Having a sound password policy is fundamental to corporate security. Andy Kemshall, Technical Director of SecurEnvoy, explains how the two factor authentication (2FA) industry can help to make password resets even more secure.

Does your company have an adequate password policy? A quick Google search for the phrase ‘password hacking’ pulls up 32.5 million results, but taking a look at the huge number of password cracking applications reveals why it’s vital that your organisation regularly resets user passwords and enforces a strong password syntax.

The ‘performance’ of password cracking applications varies, with many able to attempt between 50,000 and 4 million passwords per second, so a password cracking application could take just 15 minutes to crack a five-character password that uses upper case, lower case and number characters. Compare this to the seven years it would take to crack an eight-character password using the same syntax and nearly 27,000 years to find a 10-character password.

Brute force

To further increase the strength of a password, organisations are advised to regularly reset user passwords. Some companies reset after 30, 60, or 90 days, but even quarterly resets can result in users forgetting their passwords. Users may try to alternate their favourite passwords so it’s also important to use a history list that tracks previous passwords.

Traditional password reset security questions rely on static answers, such as a mother’s maiden name or employee number, but this method would fail a security audit because the information doesn’t change, it would fail history list checks and can be easily obtained by a hacker.

So, if you’re a responsible CIO or IT supervisor that has implemented a password policy as part of your total security mandate, then you will inevitably face problems resetting passwords - especially for remote users who rarely visit the office. They are out on the move, and when it comes to resetting their password, they will need to be physically in the office to be able to change their password as they need to login to their laptop in order to start their VPN connection.

This creates a catch-22 situation as they cannot reset their password until they are connected to the office. In the past, the only viable option was to allow their passwords to remain static, but again, this is not recommended and would lead to a security audit failure.

A question of identity

Two factor authentication (2FA) adds an additional layer of security to the process by requiring a separate passcode in addition to a PIN or other secret information to be entered when the user is resetting their password. With hackers becoming increasingly determined and ever more effective, it pays to add the extra level of security provided by 2FA.

Password fail

Business information providers, IDC and Meta Group, have estimated the average cost of resetting a password to be between £14 and £23 per user. If we estimate that each user is resetting their password on at least three occasions every year, then a company with 1000 users is potentially spending £60,000 per annum on password resets alone.

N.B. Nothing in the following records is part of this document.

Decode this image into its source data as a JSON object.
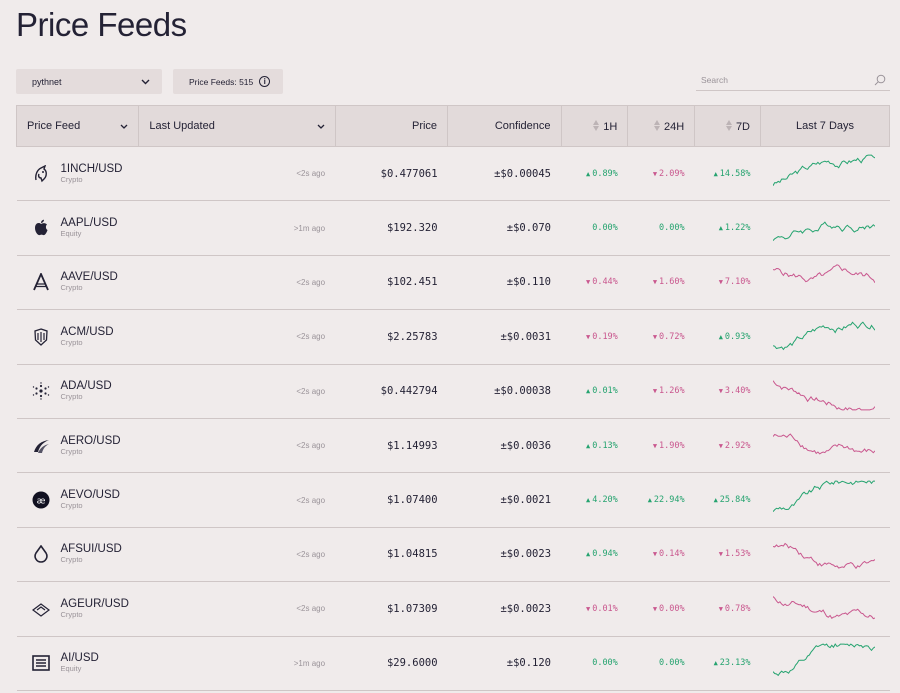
{
  "page": {
    "title": "Price Feeds"
  },
  "controls": {
    "network": "pythnet",
    "feed_count": "Price Feeds: 515",
    "search_placeholder": "Search"
  },
  "table": {
    "headers": {
      "feed": "Price Feed",
      "updated": "Last Updated",
      "price": "Price",
      "confidence": "Confidence",
      "h1": "1H",
      "h24": "24H",
      "d7": "7D",
      "last7": "Last 7 Days"
    },
    "rows": [
      {
        "pair": "1INCH/USD",
        "kind": "Crypto",
        "updated": "<2s ago",
        "price": "$0.477061",
        "conf": "±$0.00045",
        "h1": "0.89%",
        "h1_dir": "up",
        "h24": "2.09%",
        "h24_dir": "down",
        "d7": "14.58%",
        "d7_dir": "up",
        "trend": "up",
        "icon": "unicorn-icon"
      },
      {
        "pair": "AAPL/USD",
        "kind": "Equity",
        "updated": ">1m ago",
        "price": "$192.320",
        "conf": "±$0.070",
        "h1": "0.00%",
        "h1_dir": "flat",
        "h24": "0.00%",
        "h24_dir": "flat",
        "d7": "1.22%",
        "d7_dir": "up",
        "trend": "up",
        "icon": "apple-icon"
      },
      {
        "pair": "AAVE/USD",
        "kind": "Crypto",
        "updated": "<2s ago",
        "price": "$102.451",
        "conf": "±$0.110",
        "h1": "0.44%",
        "h1_dir": "down",
        "h24": "1.60%",
        "h24_dir": "down",
        "d7": "7.10%",
        "d7_dir": "down",
        "trend": "down",
        "icon": "aave-icon"
      },
      {
        "pair": "ACM/USD",
        "kind": "Crypto",
        "updated": "<2s ago",
        "price": "$2.25783",
        "conf": "±$0.0031",
        "h1": "0.19%",
        "h1_dir": "down",
        "h24": "0.72%",
        "h24_dir": "down",
        "d7": "0.93%",
        "d7_dir": "up",
        "trend": "up",
        "icon": "acm-crest-icon"
      },
      {
        "pair": "ADA/USD",
        "kind": "Crypto",
        "updated": "<2s ago",
        "price": "$0.442794",
        "conf": "±$0.00038",
        "h1": "0.01%",
        "h1_dir": "up",
        "h24": "1.26%",
        "h24_dir": "down",
        "d7": "3.40%",
        "d7_dir": "down",
        "trend": "down",
        "icon": "cardano-icon"
      },
      {
        "pair": "AERO/USD",
        "kind": "Crypto",
        "updated": "<2s ago",
        "price": "$1.14993",
        "conf": "±$0.0036",
        "h1": "0.13%",
        "h1_dir": "up",
        "h24": "1.90%",
        "h24_dir": "down",
        "d7": "2.92%",
        "d7_dir": "down",
        "trend": "down",
        "icon": "aero-wing-icon"
      },
      {
        "pair": "AEVO/USD",
        "kind": "Crypto",
        "updated": "<2s ago",
        "price": "$1.07400",
        "conf": "±$0.0021",
        "h1": "4.20%",
        "h1_dir": "up",
        "h24": "22.94%",
        "h24_dir": "up",
        "d7": "25.84%",
        "d7_dir": "up",
        "trend": "up",
        "icon": "aevo-icon"
      },
      {
        "pair": "AFSUI/USD",
        "kind": "Crypto",
        "updated": "<2s ago",
        "price": "$1.04815",
        "conf": "±$0.0023",
        "h1": "0.94%",
        "h1_dir": "up",
        "h24": "0.14%",
        "h24_dir": "down",
        "d7": "1.53%",
        "d7_dir": "down",
        "trend": "down",
        "icon": "droplet-icon"
      },
      {
        "pair": "AGEUR/USD",
        "kind": "Crypto",
        "updated": "<2s ago",
        "price": "$1.07309",
        "conf": "±$0.0023",
        "h1": "0.01%",
        "h1_dir": "down",
        "h24": "0.00%",
        "h24_dir": "down",
        "d7": "0.78%",
        "d7_dir": "down",
        "trend": "down",
        "icon": "angle-icon"
      },
      {
        "pair": "AI/USD",
        "kind": "Equity",
        "updated": ">1m ago",
        "price": "$29.6000",
        "conf": "±$0.120",
        "h1": "0.00%",
        "h1_dir": "flat",
        "h24": "0.00%",
        "h24_dir": "flat",
        "d7": "23.13%",
        "d7_dir": "up",
        "trend": "up",
        "icon": "c3ai-icon"
      }
    ]
  },
  "colors": {
    "up": "#25a36f",
    "down": "#c9578e",
    "bg": "#f0ebeb",
    "header_bg": "#e2dada"
  }
}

One way to reduce or even remove this cost is to use a key fob that each user carries with them in order to validate their reset attempt, but, as we shall see, physical key fobs or tokens have significant caveats.

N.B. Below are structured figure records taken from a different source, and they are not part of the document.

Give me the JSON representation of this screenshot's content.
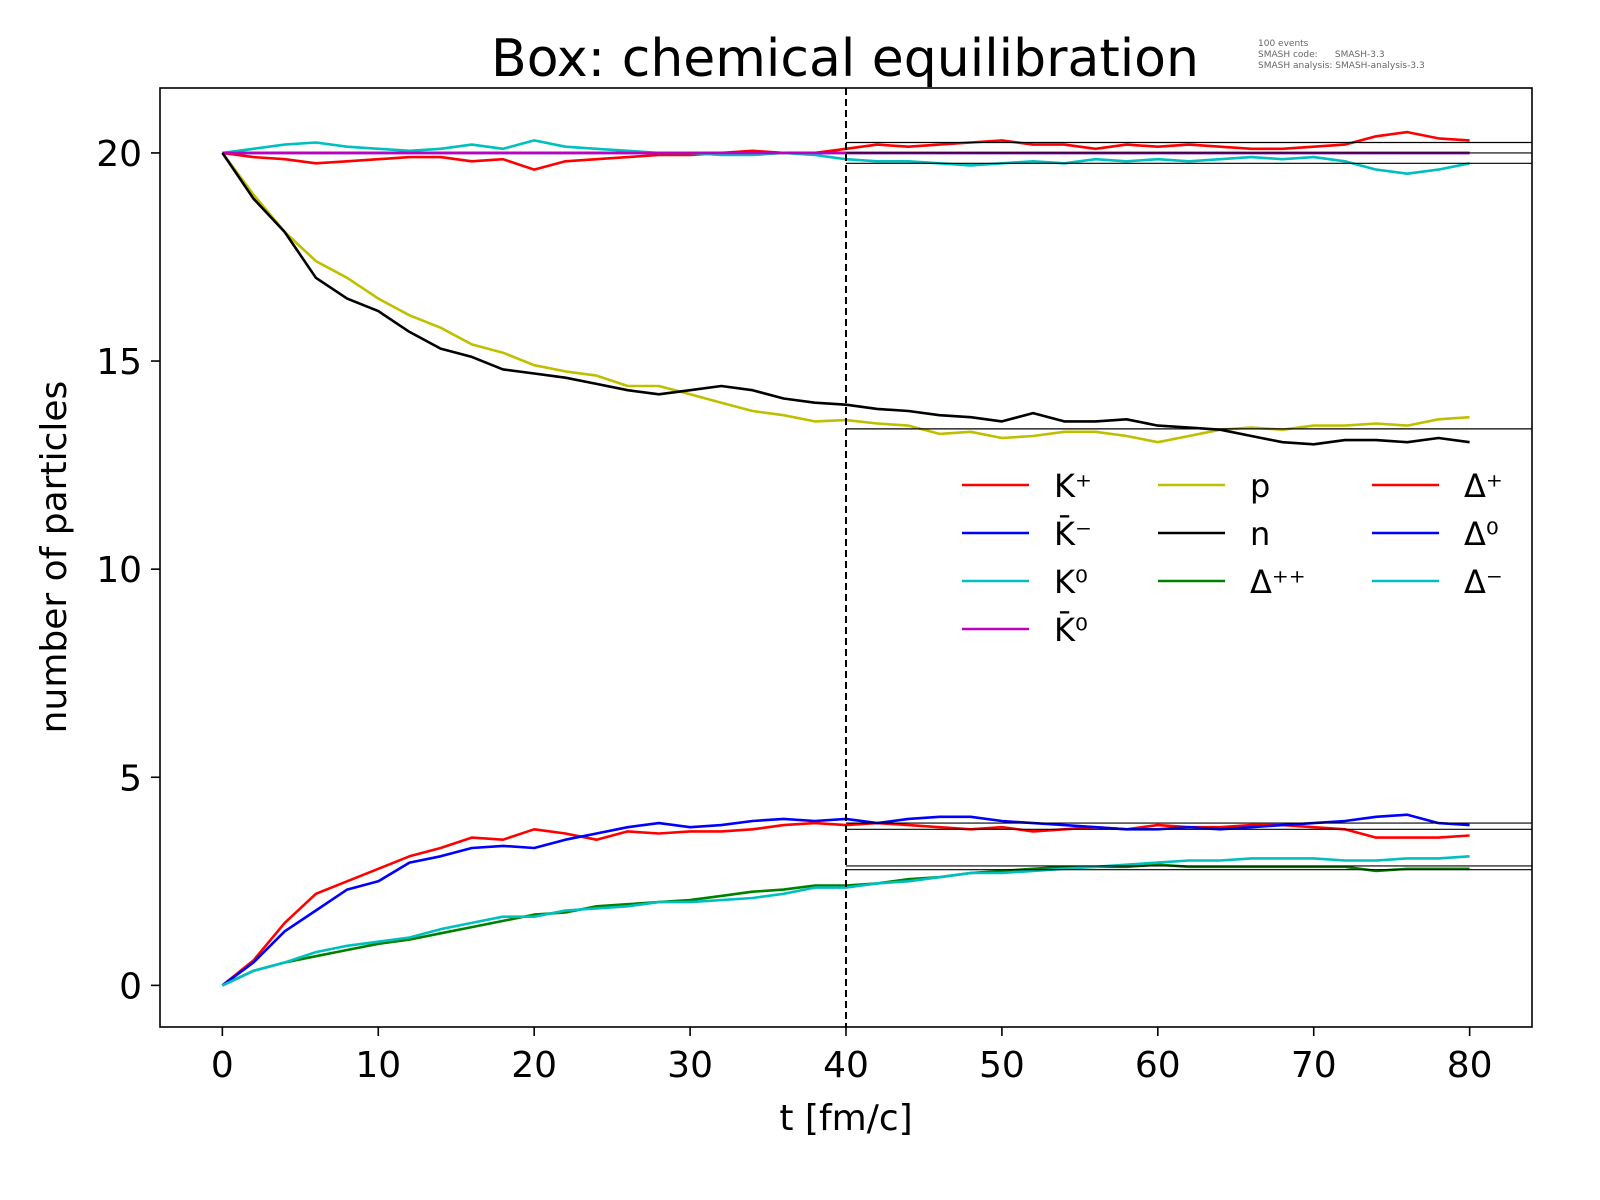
{
  "chart_data": {
    "type": "line",
    "title": "Box: chemical equilibration",
    "info": [
      "100 events",
      "SMASH code:      SMASH-3.3",
      "SMASH analysis: SMASH-analysis-3.3"
    ],
    "xlabel": "t [fm/c]",
    "ylabel": "number of particles",
    "xlim": [
      -4,
      84
    ],
    "ylim": [
      -1,
      21.56
    ],
    "xticks": [
      0,
      10,
      20,
      30,
      40,
      50,
      60,
      70,
      80
    ],
    "yticks": [
      0,
      5,
      10,
      15,
      20
    ],
    "grid": false,
    "legend_placement": "center-right",
    "x": [
      0,
      2,
      4,
      6,
      8,
      10,
      12,
      14,
      16,
      18,
      20,
      22,
      24,
      26,
      28,
      30,
      32,
      34,
      36,
      38,
      40,
      42,
      44,
      46,
      48,
      50,
      52,
      54,
      56,
      58,
      60,
      62,
      64,
      66,
      68,
      70,
      72,
      74,
      76,
      78,
      80
    ],
    "series": [
      {
        "name": "K⁺",
        "color": "#ff0000",
        "values": [
          20,
          19.9,
          19.85,
          19.75,
          19.8,
          19.85,
          19.9,
          19.9,
          19.8,
          19.85,
          19.6,
          19.8,
          19.85,
          19.9,
          19.95,
          19.95,
          20.0,
          20.05,
          20.0,
          20.0,
          20.1,
          20.2,
          20.15,
          20.2,
          20.25,
          20.3,
          20.2,
          20.2,
          20.1,
          20.2,
          20.15,
          20.2,
          20.15,
          20.1,
          20.1,
          20.15,
          20.2,
          20.4,
          20.5,
          20.35,
          20.3
        ]
      },
      {
        "name": "K̄⁻",
        "color": "#0000ff",
        "values": [
          20,
          20,
          20,
          20,
          20,
          20,
          20,
          20,
          20,
          20,
          20,
          20,
          20,
          20,
          20,
          20,
          20,
          20,
          20,
          20,
          20,
          20,
          20,
          20,
          20,
          20,
          20,
          20,
          20,
          20,
          20,
          20,
          20,
          20,
          20,
          20,
          20,
          20,
          20,
          20,
          20
        ]
      },
      {
        "name": "K⁰",
        "color": "#00bfbf",
        "values": [
          20,
          20.1,
          20.2,
          20.25,
          20.15,
          20.1,
          20.05,
          20.1,
          20.2,
          20.1,
          20.3,
          20.15,
          20.1,
          20.05,
          20.0,
          20.0,
          19.95,
          19.95,
          20.0,
          19.95,
          19.85,
          19.8,
          19.8,
          19.75,
          19.7,
          19.75,
          19.8,
          19.75,
          19.85,
          19.8,
          19.85,
          19.8,
          19.85,
          19.9,
          19.85,
          19.9,
          19.8,
          19.6,
          19.5,
          19.6,
          19.75
        ]
      },
      {
        "name": "K̄⁰",
        "color": "#bf00bf",
        "values": [
          20,
          20,
          20,
          20,
          20,
          20,
          20,
          20,
          20,
          20,
          20,
          20,
          20,
          20,
          20,
          20,
          20,
          20,
          20,
          20,
          20,
          20,
          20,
          20,
          20,
          20,
          20,
          20,
          20,
          20,
          20,
          20,
          20,
          20,
          20,
          20,
          20,
          20,
          20,
          20,
          20
        ]
      },
      {
        "name": "p",
        "color": "#bfbf00",
        "values": [
          20,
          19,
          18.1,
          17.4,
          17.0,
          16.5,
          16.1,
          15.8,
          15.4,
          15.2,
          14.9,
          14.75,
          14.65,
          14.4,
          14.4,
          14.2,
          14.0,
          13.8,
          13.7,
          13.55,
          13.58,
          13.5,
          13.45,
          13.25,
          13.3,
          13.15,
          13.2,
          13.3,
          13.3,
          13.2,
          13.05,
          13.2,
          13.35,
          13.4,
          13.35,
          13.45,
          13.45,
          13.5,
          13.45,
          13.6,
          13.65
        ]
      },
      {
        "name": "n",
        "color": "#000000",
        "values": [
          20,
          18.9,
          18.1,
          17.0,
          16.5,
          16.2,
          15.7,
          15.3,
          15.1,
          14.8,
          14.7,
          14.6,
          14.45,
          14.3,
          14.2,
          14.3,
          14.4,
          14.3,
          14.1,
          14.0,
          13.95,
          13.85,
          13.8,
          13.7,
          13.65,
          13.55,
          13.75,
          13.55,
          13.55,
          13.6,
          13.45,
          13.4,
          13.35,
          13.2,
          13.05,
          13.0,
          13.1,
          13.1,
          13.05,
          13.15,
          13.05
        ]
      },
      {
        "name": "Δ⁺⁺",
        "color": "#008000",
        "values": [
          0,
          0.35,
          0.55,
          0.7,
          0.85,
          1.0,
          1.1,
          1.25,
          1.4,
          1.55,
          1.7,
          1.75,
          1.9,
          1.95,
          2.0,
          2.05,
          2.15,
          2.25,
          2.3,
          2.4,
          2.4,
          2.45,
          2.55,
          2.6,
          2.7,
          2.75,
          2.8,
          2.85,
          2.85,
          2.85,
          2.9,
          2.85,
          2.85,
          2.85,
          2.85,
          2.85,
          2.85,
          2.75,
          2.8,
          2.8,
          2.8
        ]
      },
      {
        "name": "Δ⁺",
        "color": "#ff0000",
        "values": [
          0,
          0.6,
          1.5,
          2.2,
          2.5,
          2.8,
          3.1,
          3.3,
          3.55,
          3.5,
          3.75,
          3.65,
          3.5,
          3.7,
          3.65,
          3.7,
          3.7,
          3.75,
          3.85,
          3.9,
          3.85,
          3.9,
          3.85,
          3.8,
          3.75,
          3.8,
          3.7,
          3.75,
          3.8,
          3.75,
          3.85,
          3.8,
          3.8,
          3.85,
          3.85,
          3.8,
          3.75,
          3.55,
          3.55,
          3.55,
          3.6
        ]
      },
      {
        "name": "Δ⁰",
        "color": "#0000ff",
        "values": [
          0,
          0.55,
          1.3,
          1.8,
          2.3,
          2.5,
          2.95,
          3.1,
          3.3,
          3.35,
          3.3,
          3.5,
          3.65,
          3.8,
          3.9,
          3.8,
          3.85,
          3.95,
          4.0,
          3.95,
          4.0,
          3.9,
          4.0,
          4.05,
          4.05,
          3.95,
          3.9,
          3.85,
          3.8,
          3.75,
          3.75,
          3.8,
          3.75,
          3.8,
          3.85,
          3.9,
          3.95,
          4.05,
          4.1,
          3.9,
          3.85
        ]
      },
      {
        "name": "Δ⁻",
        "color": "#00bfbf",
        "values": [
          0,
          0.35,
          0.55,
          0.8,
          0.95,
          1.05,
          1.15,
          1.35,
          1.5,
          1.65,
          1.65,
          1.8,
          1.85,
          1.9,
          2.0,
          2.0,
          2.05,
          2.1,
          2.2,
          2.35,
          2.35,
          2.45,
          2.5,
          2.6,
          2.7,
          2.7,
          2.75,
          2.8,
          2.85,
          2.9,
          2.95,
          3.0,
          3.0,
          3.05,
          3.05,
          3.05,
          3.0,
          3.0,
          3.05,
          3.05,
          3.1
        ]
      }
    ],
    "legend_order": [
      [
        0,
        1,
        2,
        3
      ],
      [
        4,
        5,
        6
      ],
      [
        7,
        8,
        9
      ]
    ],
    "equilibrium_lines": {
      "from_t": 40,
      "values": [
        20.25,
        20.0,
        19.75,
        13.37,
        3.9,
        3.75,
        2.87,
        2.78
      ]
    },
    "vertical_marker_t": 40
  }
}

Traditionally, each user would carry a token with them at all times in order to generate their new passcode. This works, insofar as it is a reliable method of creating a new passcode, but the tokens themselves are a burden for users and IT departments: they are easily lost or broken and are expensive to replace.

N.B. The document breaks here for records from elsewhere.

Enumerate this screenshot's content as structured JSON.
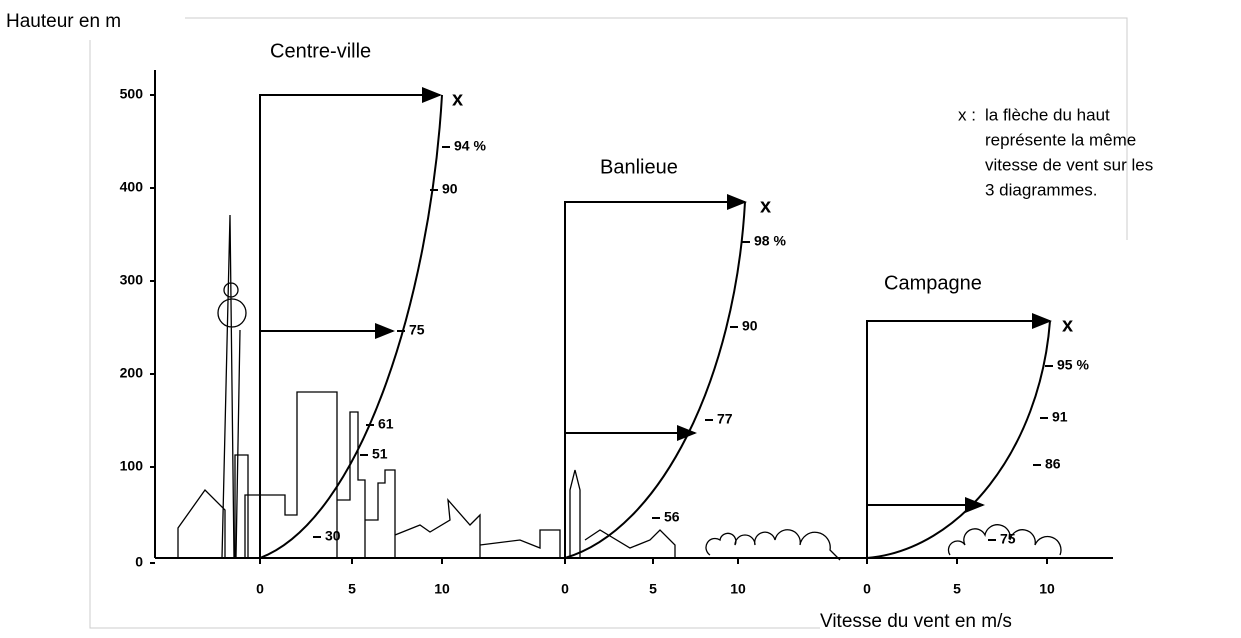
{
  "y_axis": {
    "label": "Hauteur en m",
    "ticks": [
      0,
      100,
      200,
      300,
      400,
      500
    ]
  },
  "x_axis": {
    "label": "Vitesse du vent en m/s"
  },
  "panels": [
    {
      "title": "Centre-ville",
      "x_ticks": [
        0,
        5,
        10
      ],
      "top_marker": "x",
      "profile_labels": [
        "94 %",
        "90",
        "75",
        "61",
        "51",
        "30"
      ]
    },
    {
      "title": "Banlieue",
      "x_ticks": [
        0,
        5,
        10
      ],
      "top_marker": "x",
      "profile_labels": [
        "98 %",
        "90",
        "77",
        "56"
      ]
    },
    {
      "title": "Campagne",
      "x_ticks": [
        0,
        5,
        10
      ],
      "top_marker": "x",
      "profile_labels": [
        "95 %",
        "91",
        "86",
        "75"
      ]
    }
  ],
  "legend": {
    "marker": "x :",
    "lines": [
      "la flèche du haut",
      "représente la même",
      "vitesse de vent sur les",
      "3 diagrammes."
    ]
  }
}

Physical tokens are still in use, but a question mark hangs over the practicality and cost-effectiveness of these devices. Using other techniques such as sending SMS messages to user’s phones instead eliminates the need for physical tokens or fobs.


Using a two factor authentication system that doesn’t rely on physical tokens and instead uses SMS to deliver passcodes can reduce password reset costs by as much as 95 per cent, and at least 80 per cent in most cases.

Your company’s IT department will no longer need to spend time resetting a user’s password’s manually, and both IT and HR staff will save time on dealing with remote and mobile user resets, but most importantly, users themselves will be able to continue with their work uninterrupted.

Two factor authentication password resets have until now been conducted through a secure website portal. When they were required to reset, the user would require a separate machine or a smart phone to access the website, use the passcode they received on their mobile phone and follow the steps to reset their password.

Although this might only happen every few months (depending on the organisation’s security policy), it was an obvious inconvenience that users required a separate machine (or alternative login) just to reset their password.

Password reset solutions need to be, as their name suggests, solutions and not merely additional problems. Therefore, the reset process must be efficient for users, with full integration into a user’s desktop operating system, for example by adding a password reset option at the Windows login screen.

This way, users will be able to quickly and conveniently reset their password (using their SMS passcodes) from within the operating environment, making authentication a seamless ally, rather than a cumbersome afterthought.

There’s no denying the threat of cybercrime is constant, and often measures that attempt to protect your data can be awkward and inconvenient at times. So if your company can improve its password security while making cost savings, then there’s even more reason to look into lean authentication and token less two-factor solutions.